The personal layer (`~/.claude/agents/<customer>-deploy.md`) is written
separately by each operator and is not part of the in-repo change set.
## Non-goals
- **Not a Claude Code "team".** The architecture, review, and release agents
work sequentially and do not message each other; a team would add the
experimental flag, more tokens, file-conflict risk, and no functional gain.
If `agnes-reviewer-*` ever needs to coordinate across four+ parallel reviews,
re-evaluate.
- **Not a pre-commit hook replacement.** Mechanical checks (CHANGELOG bullet
present, AI-attribution scan) could be a `pre-commit` hook in addition; the
reviewer agent provides judgment-level checks the hook cannot.
- **No auto-merge.** `agnes-releaser` never runs `gh pr merge`. Merge is a
visible, user-controlled action.
## Open questions
- **Auto-trigger reliability for knowledge skills.** Claude Code skill
auto-spawn is description-driven and not always reliable in large skill
catalogs.

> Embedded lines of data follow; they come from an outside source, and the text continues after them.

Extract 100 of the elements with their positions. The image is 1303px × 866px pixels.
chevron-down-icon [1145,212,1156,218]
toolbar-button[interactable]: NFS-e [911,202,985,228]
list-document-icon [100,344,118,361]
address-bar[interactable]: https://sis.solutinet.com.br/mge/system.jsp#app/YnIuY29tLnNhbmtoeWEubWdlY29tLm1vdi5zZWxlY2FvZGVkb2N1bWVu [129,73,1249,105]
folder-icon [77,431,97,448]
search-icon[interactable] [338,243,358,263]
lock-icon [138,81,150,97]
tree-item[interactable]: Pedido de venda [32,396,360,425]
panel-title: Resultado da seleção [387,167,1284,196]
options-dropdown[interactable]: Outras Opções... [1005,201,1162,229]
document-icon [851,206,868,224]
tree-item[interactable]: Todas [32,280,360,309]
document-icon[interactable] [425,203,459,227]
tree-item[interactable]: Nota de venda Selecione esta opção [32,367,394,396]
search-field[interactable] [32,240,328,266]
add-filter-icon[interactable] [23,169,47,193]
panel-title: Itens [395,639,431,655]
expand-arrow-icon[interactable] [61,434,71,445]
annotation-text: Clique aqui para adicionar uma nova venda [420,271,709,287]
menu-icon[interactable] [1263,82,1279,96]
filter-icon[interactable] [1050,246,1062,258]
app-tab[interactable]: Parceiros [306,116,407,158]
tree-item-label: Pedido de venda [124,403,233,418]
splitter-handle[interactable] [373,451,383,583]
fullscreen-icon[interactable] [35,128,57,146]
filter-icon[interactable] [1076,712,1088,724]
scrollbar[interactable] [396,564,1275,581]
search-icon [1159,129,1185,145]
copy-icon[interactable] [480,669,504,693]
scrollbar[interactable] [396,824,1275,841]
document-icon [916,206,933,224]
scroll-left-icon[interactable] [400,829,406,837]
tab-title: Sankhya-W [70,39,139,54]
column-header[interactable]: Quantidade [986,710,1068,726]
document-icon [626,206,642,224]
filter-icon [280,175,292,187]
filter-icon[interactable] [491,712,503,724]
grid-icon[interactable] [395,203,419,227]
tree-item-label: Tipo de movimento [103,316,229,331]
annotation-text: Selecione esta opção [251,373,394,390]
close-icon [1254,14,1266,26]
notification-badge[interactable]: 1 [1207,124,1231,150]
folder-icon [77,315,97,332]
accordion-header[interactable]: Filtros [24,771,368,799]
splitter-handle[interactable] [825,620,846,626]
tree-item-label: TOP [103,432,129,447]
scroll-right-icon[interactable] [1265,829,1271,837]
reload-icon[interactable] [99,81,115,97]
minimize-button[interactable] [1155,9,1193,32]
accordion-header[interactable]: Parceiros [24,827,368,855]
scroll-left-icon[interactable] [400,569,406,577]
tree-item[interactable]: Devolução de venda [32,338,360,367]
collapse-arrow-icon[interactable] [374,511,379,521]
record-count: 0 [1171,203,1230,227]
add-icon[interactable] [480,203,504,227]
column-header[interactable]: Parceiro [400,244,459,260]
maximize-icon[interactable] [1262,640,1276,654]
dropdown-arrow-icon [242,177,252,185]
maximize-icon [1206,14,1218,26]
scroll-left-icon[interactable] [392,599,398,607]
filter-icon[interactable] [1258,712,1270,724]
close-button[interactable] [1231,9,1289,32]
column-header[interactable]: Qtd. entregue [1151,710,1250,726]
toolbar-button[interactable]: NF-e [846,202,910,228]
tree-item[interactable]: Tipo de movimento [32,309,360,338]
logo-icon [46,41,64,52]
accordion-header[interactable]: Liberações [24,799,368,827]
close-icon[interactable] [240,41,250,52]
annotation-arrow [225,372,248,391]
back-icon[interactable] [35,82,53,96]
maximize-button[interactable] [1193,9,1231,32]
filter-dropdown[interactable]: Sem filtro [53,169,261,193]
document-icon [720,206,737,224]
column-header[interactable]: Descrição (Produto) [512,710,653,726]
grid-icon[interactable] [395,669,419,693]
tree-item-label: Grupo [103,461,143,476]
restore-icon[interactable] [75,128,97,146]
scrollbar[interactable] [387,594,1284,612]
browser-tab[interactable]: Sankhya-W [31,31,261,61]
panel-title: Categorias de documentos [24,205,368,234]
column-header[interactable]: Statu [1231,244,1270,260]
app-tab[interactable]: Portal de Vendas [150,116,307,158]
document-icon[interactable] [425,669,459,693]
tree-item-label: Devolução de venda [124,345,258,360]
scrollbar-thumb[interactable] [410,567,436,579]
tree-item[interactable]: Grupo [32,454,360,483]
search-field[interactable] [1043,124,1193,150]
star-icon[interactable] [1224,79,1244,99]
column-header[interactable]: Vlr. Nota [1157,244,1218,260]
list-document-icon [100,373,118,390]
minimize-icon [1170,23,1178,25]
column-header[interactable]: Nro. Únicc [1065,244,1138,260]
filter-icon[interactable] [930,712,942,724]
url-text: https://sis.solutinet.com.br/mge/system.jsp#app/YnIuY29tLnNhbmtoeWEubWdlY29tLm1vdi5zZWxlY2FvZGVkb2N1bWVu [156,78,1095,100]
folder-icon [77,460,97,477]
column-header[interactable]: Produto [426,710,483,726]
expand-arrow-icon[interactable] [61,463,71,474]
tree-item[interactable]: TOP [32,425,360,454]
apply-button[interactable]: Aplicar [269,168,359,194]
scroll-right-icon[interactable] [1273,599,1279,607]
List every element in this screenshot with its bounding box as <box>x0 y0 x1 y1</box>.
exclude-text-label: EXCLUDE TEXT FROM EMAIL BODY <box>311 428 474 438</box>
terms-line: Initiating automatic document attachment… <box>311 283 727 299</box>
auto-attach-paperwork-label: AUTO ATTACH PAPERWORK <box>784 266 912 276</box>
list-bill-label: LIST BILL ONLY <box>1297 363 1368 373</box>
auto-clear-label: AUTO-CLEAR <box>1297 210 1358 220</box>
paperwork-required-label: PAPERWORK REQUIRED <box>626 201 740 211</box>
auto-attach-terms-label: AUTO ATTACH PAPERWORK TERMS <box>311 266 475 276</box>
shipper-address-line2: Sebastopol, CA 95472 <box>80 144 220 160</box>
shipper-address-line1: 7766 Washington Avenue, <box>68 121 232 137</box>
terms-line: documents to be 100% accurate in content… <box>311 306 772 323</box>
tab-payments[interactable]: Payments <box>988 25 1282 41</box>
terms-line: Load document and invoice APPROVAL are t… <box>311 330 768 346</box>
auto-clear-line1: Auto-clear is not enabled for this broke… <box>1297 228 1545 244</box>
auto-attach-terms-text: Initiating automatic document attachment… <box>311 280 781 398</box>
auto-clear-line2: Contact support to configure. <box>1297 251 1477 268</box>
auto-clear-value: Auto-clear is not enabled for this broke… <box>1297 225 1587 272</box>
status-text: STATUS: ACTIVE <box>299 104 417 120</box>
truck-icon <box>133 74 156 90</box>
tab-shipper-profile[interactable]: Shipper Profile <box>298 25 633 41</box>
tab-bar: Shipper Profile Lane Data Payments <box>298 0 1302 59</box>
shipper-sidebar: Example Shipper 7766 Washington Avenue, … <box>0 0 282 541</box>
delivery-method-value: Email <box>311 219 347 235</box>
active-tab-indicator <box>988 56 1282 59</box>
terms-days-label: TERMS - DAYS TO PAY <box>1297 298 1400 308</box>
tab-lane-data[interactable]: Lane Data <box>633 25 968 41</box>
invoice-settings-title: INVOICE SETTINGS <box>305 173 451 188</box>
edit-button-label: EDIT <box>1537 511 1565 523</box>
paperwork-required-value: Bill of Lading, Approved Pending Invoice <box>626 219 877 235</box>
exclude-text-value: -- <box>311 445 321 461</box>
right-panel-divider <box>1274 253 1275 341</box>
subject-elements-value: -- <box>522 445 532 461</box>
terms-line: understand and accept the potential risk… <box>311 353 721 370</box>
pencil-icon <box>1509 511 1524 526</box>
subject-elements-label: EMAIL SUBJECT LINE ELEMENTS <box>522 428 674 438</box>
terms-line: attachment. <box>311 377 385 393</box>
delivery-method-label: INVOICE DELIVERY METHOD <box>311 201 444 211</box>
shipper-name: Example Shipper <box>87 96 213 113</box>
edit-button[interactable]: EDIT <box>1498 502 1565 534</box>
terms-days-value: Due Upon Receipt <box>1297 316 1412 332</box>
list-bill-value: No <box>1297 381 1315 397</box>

Mitigation: a one-line pointer at the top of `CLAUDE.md`
("when touching X, invoke skill Y") and explicit invocation in the main
agent's planning step. If reliability is still low after a few weeks, fall
back to a `SessionStart` hook that lists Agnes-specific skills as a reminder.
- **Schema migration as a separate skill?** `agnes-orchestrator` covers
`src/db.py` migration patterns. If migration gotchas grow (versioning beyond
`vN`, multi-step migrations, data backfills), split into a fifth skill
`agnes-schema-migration`.
## Implementation plan
The follow-up step is to invoke the `writing-plans` skill to turn this spec
into a sequenced implementation plan covering: skills first (lowest risk,
testable in isolation), then reviewers, then the releaser, then a CLAUDE.md
pointer. Personal layer lands separately, outside the repo.